TN: What was your reaction after having seen the finished film for the first time?

GW: I thought it was a fun film. I didn't think it was going to win any awards.

TN: Was there ever a theatrical premiere or was this strictly a straight-to-video venture? What was the expectation for the film's performance?

GW: No theatrical premiere. Straight to video. I don't know what Glen's expectations were. He may have tried to find a distributor but I'm not certain.

TN: Have your friends and significant others seen the film? Do people ever ask you about it?

GW: Only family has seen it. Maybe a couple friends. Only since the internet revolution came about have I been occasionally asked about it, due to many segments of the film being on YouTube.
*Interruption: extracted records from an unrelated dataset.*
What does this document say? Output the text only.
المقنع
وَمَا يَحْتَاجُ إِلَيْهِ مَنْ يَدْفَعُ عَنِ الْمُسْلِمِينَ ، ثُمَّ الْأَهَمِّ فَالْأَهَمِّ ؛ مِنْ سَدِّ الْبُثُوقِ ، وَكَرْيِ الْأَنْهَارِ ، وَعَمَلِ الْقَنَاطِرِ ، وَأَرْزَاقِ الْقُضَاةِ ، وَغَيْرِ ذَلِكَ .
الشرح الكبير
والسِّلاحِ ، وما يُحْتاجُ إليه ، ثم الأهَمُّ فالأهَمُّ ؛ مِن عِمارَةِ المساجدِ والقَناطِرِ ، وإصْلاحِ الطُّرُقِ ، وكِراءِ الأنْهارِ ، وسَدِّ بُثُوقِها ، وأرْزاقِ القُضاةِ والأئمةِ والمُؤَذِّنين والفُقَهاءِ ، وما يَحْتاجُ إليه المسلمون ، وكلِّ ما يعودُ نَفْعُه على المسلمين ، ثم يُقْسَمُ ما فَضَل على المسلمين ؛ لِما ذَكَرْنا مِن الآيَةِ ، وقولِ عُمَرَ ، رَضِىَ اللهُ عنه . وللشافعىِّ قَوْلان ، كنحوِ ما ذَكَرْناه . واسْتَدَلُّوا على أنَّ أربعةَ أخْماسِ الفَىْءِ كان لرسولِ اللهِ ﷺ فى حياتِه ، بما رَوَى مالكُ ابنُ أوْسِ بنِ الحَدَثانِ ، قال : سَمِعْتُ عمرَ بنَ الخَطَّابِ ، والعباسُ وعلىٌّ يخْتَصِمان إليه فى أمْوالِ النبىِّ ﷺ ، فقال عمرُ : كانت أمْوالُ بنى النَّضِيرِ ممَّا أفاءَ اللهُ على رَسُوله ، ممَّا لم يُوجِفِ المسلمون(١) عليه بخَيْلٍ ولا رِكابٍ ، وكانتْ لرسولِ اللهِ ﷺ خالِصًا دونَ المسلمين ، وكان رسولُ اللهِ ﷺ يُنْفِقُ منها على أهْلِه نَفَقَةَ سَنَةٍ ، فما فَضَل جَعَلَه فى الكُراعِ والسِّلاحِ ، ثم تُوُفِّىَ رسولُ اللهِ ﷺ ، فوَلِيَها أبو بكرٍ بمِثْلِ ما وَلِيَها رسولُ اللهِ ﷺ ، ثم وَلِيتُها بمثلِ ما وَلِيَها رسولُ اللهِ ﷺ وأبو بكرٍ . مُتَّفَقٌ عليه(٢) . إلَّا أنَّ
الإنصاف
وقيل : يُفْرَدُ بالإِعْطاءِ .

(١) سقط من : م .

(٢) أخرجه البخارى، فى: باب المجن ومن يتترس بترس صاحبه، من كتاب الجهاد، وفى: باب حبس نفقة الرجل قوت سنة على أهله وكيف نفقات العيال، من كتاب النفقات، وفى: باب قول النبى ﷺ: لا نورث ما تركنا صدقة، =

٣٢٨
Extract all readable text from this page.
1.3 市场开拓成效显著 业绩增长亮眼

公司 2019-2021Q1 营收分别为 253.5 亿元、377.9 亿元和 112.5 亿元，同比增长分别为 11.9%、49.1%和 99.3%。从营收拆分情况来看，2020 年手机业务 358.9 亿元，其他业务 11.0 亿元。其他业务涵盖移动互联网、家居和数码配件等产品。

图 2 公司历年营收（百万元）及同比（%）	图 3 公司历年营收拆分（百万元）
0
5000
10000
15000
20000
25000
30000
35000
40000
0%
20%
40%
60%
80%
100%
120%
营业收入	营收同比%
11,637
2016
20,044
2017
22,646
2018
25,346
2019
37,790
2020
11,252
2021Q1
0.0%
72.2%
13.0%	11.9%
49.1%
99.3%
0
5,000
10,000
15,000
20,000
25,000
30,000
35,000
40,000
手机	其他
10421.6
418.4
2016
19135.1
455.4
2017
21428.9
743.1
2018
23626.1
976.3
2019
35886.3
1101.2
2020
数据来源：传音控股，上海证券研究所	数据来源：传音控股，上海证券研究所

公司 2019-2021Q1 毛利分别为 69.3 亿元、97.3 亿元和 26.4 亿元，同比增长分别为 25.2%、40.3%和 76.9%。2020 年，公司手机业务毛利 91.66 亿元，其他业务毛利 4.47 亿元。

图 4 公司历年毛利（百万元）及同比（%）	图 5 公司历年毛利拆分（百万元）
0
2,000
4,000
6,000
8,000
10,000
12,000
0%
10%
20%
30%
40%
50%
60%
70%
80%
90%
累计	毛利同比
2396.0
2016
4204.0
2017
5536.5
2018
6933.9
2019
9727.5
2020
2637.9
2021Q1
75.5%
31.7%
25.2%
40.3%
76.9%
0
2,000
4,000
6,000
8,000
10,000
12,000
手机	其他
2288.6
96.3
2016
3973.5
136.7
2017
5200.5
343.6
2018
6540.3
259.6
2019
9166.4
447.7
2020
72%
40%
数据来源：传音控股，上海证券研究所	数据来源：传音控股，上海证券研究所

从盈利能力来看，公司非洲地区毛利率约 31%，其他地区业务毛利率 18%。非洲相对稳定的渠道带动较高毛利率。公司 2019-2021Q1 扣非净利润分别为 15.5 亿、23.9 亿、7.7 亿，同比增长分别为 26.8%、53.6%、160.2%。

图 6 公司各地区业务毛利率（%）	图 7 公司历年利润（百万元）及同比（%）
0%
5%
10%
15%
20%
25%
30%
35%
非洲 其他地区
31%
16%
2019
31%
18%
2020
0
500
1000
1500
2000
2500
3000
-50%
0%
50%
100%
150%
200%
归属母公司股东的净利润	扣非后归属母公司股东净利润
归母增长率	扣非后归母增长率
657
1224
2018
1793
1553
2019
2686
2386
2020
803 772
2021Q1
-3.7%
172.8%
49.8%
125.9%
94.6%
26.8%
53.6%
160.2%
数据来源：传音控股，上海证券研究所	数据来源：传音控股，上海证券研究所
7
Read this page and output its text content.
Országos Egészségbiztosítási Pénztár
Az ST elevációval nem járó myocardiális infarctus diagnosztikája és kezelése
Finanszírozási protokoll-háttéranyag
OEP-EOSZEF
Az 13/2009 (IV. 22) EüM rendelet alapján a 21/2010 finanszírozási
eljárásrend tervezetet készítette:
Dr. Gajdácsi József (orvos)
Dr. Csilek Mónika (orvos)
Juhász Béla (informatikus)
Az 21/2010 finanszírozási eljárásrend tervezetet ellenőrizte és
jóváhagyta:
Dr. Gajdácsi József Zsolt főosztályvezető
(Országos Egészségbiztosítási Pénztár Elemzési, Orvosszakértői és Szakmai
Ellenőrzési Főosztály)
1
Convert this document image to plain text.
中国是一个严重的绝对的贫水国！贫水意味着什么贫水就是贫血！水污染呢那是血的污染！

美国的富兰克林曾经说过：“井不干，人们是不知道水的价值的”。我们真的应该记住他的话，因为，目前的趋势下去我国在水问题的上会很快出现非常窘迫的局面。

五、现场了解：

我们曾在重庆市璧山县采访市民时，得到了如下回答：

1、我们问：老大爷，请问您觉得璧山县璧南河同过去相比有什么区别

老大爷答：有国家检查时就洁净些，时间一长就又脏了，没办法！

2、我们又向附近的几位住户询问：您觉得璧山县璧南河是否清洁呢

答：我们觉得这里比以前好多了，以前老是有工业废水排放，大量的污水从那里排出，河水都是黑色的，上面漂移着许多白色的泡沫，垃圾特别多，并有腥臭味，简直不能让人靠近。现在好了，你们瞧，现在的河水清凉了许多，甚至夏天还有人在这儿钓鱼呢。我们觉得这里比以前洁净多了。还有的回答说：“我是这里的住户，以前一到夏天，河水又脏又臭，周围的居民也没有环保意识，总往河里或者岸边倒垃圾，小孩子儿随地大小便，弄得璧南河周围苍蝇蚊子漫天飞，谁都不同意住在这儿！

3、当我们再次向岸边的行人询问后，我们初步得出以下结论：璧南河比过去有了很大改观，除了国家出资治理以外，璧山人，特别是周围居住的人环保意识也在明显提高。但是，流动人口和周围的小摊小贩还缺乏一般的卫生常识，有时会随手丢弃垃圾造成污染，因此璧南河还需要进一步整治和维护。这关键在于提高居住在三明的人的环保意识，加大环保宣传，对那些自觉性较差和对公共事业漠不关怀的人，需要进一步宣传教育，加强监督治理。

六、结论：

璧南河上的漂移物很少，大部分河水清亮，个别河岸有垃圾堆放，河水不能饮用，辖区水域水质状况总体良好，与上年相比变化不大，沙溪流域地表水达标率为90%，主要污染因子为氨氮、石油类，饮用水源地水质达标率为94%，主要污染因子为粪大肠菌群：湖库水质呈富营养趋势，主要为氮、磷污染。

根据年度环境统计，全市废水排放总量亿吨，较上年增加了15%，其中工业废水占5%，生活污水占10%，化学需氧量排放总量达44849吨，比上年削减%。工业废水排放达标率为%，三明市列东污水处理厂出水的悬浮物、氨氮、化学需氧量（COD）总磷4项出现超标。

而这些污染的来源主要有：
TN: How recently have you personally watched The Skid Kid and how do you feel about it today? And if it were to attain the kind of cult status that, for instance, Troll 2 has enjoyed, do you think that would that change the way you view the film?

GW: I haven't watched the film in many years. Only just recently because of this interview, my family and I watched a couple scenes online. I feel the same about it today as I did then. Fun for what it is but not in the category of exceptional filmmaking. Cult status would be fun, but I don't think it would change my view of the film.

TN: The Skid Kid isn't the only time you've worked professionally with your siblings -- you currently run a commercial production company, The Wolf Brothers, with your brother Michael. What's that experience been like?

GW: It's been amazing. We are developing our director's reel as we speak, writing and directing our own spots, furthering ourselves as commodities in the commercial production marketplace.

TN: One final question -- how exactly are Scooter and Steven Spielberg related?

GW: almost got me. Only Scooter and Steven know that. And that's the way we'll keep it.